There's an old French saying: «Plus ça change, plus c'est pareil» (the more things change, the more they stay the same).
In private equity, some things will never change and that's done deliberately.
Again, let me be clear, I'm not against private equity, don't share the views of cynical academics who think private equity isn't a worthwhile asset class.
Quite the contrary, if the approach is right and LPs co-invest on larger transactions to reduce fee drag, it's very much worth investing in private equity over the long run.
Let's just please get rid of all the murkiness and opaqueness on partnership fees, that stuff drives me nuts!
Below, Karen Frank, OTPP's Senior Managing Director of Equities, discusses the pension plan's investment strategy on "Bloomberg Surveillance."
Ms. Frank is extremely sharp and well-spoken. I covered her thoughts on what lies ahead in private equity last month.
Here, she explains that OTPP has a long expertise in direct investing and "80% of their assets across the plan are managed in-house."
She also explains how they've built sector expertise in private equity and other asset classes, are investing across geographies, and that they're differentiated from traditional PE funds because they're long-term capital and have held some investments longer than 10 years.
It's a great interview, take the time to watch it. If you're wondering who will succeed Jo Taylor when the time is right, look no further than her, she will be a strong contender for the top job one day.
Lastly, take the time to read OTPP's 2021 Annual Report here as it was recently released.
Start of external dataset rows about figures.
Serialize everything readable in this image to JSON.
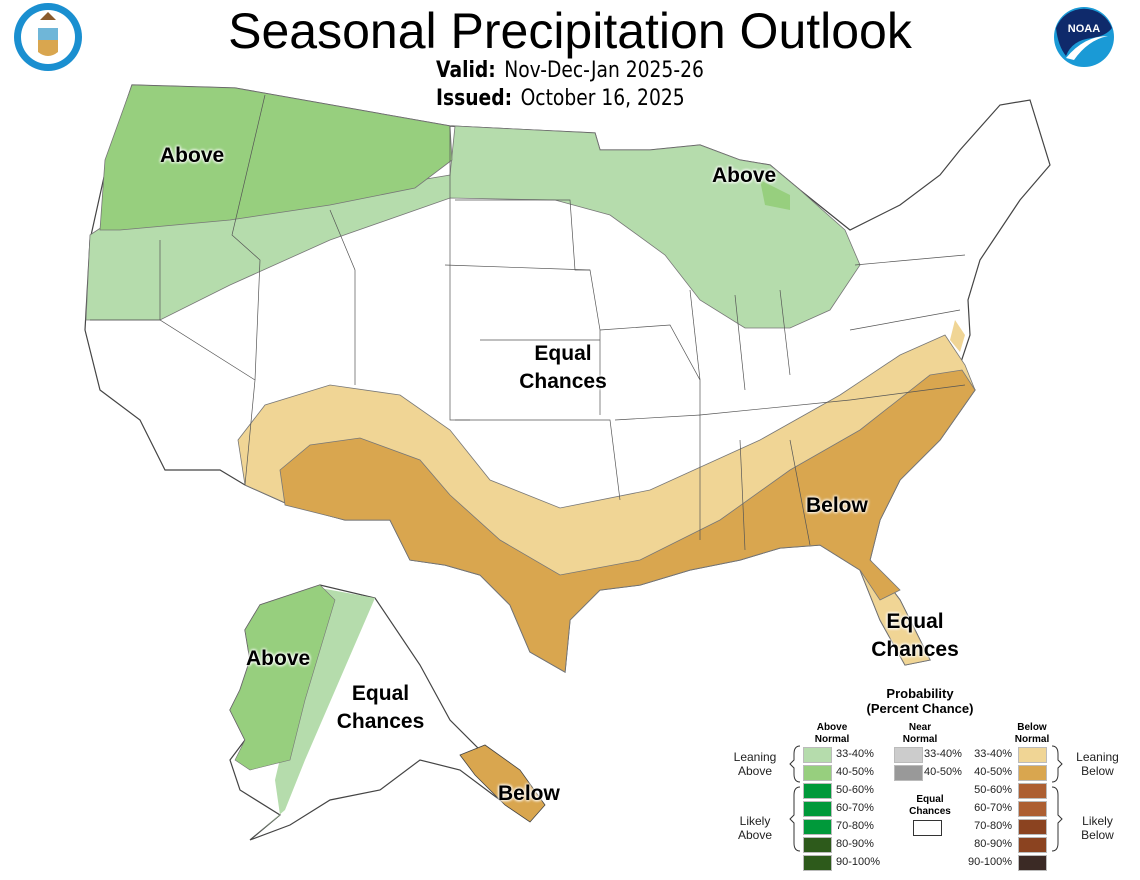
{
  "header": {
    "title": "Seasonal Precipitation Outlook",
    "valid_label": "Valid:",
    "valid_value": "Nov-Dec-Jan 2025-26",
    "issued_label": "Issued:",
    "issued_value": "October 16, 2025",
    "logo_left": "Department of Commerce seal",
    "logo_right": "NOAA"
  },
  "map_labels": {
    "nw_above": "Above",
    "ne_above": "Above",
    "equal_central_1": "Equal",
    "equal_central_2": "Chances",
    "below_se": "Below",
    "equal_fl_1": "Equal",
    "equal_fl_2": "Chances",
    "ak_above": "Above",
    "ak_equal_1": "Equal",
    "ak_equal_2": "Chances",
    "ak_below": "Below"
  },
  "colors": {
    "above_33_40": "#b5dcac",
    "above_40_50": "#97cf7e",
    "below_33_40": "#f0d595",
    "below_40_50": "#d9a64f",
    "near_33_40": "#cccccc",
    "near_40_50": "#999999",
    "equal": "#ffffff"
  },
  "legend": {
    "title_1": "Probability",
    "title_2": "(Percent Chance)",
    "above_head_1": "Above",
    "above_head_2": "Normal",
    "near_head_1": "Near",
    "near_head_2": "Normal",
    "below_head_1": "Below",
    "below_head_2": "Normal",
    "leaning_above_1": "Leaning",
    "leaning_above_2": "Above",
    "likely_above_1": "Likely",
    "likely_above_2": "Above",
    "leaning_below_1": "Leaning",
    "leaning_below_2": "Below",
    "likely_below_1": "Likely",
    "likely_below_2": "Below",
    "equal_1": "Equal",
    "equal_2": "Chances",
    "above": [
      {
        "label": "33-40%",
        "color": "#b5dcac"
      },
      {
        "label": "40-50%",
        "color": "#97cf7e"
      },
      {
        "label": "50-60%",
        "color": "#00993a"
      },
      {
        "label": "60-70%",
        "color": "#00993a"
      },
      {
        "label": "70-80%",
        "color": "#00993a"
      },
      {
        "label": "80-90%",
        "color": "#2d5a1b"
      },
      {
        "label": "90-100%",
        "color": "#2d5a1b"
      }
    ],
    "near": [
      {
        "label": "33-40%",
        "color": "#cccccc"
      },
      {
        "label": "40-50%",
        "color": "#999999"
      }
    ],
    "below": [
      {
        "label": "33-40%",
        "color": "#f0d595"
      },
      {
        "label": "40-50%",
        "color": "#d9a64f"
      },
      {
        "label": "50-60%",
        "color": "#ad5f32"
      },
      {
        "label": "60-70%",
        "color": "#ad5f32"
      },
      {
        "label": "70-80%",
        "color": "#8b4320"
      },
      {
        "label": "80-90%",
        "color": "#8b4320"
      },
      {
        "label": "90-100%",
        "color": "#3b2a25"
      }
    ]
  }
}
Also, OTPP's President and CEO Jo Taylor is featured in the April issue of Report on Business Magazine by The Globe and Mail where he discusses his vision to make “bolder and bigger” investments. You can view this interview here.
Update: Jim Leech, OTPP's former CEO who also ran Teacher's Private Capital initially when OTPP first commenced operations, shared this with me after reading this comment:
It is amazing that the industry can still get away with hoodwinking the IRS (re tax breaks) and the pension funds (re paying exorbitant costs). I thought when Teachers’ started to disintermediate the PE firms in the early 2000’s that they would be brought into line – but only the Canadians followed suit and the problem has grown far bigger than just 2/20 (2% management and 20% performance fee structure).
Co-investing can be part of the solution but you still need the expertise and governance on your own staff to evaluate and approve co-investments, otherwise you are unknowingly walking into an “adverse selection” trap.
I thank Jim for sharing his wise insights and completely agree with him.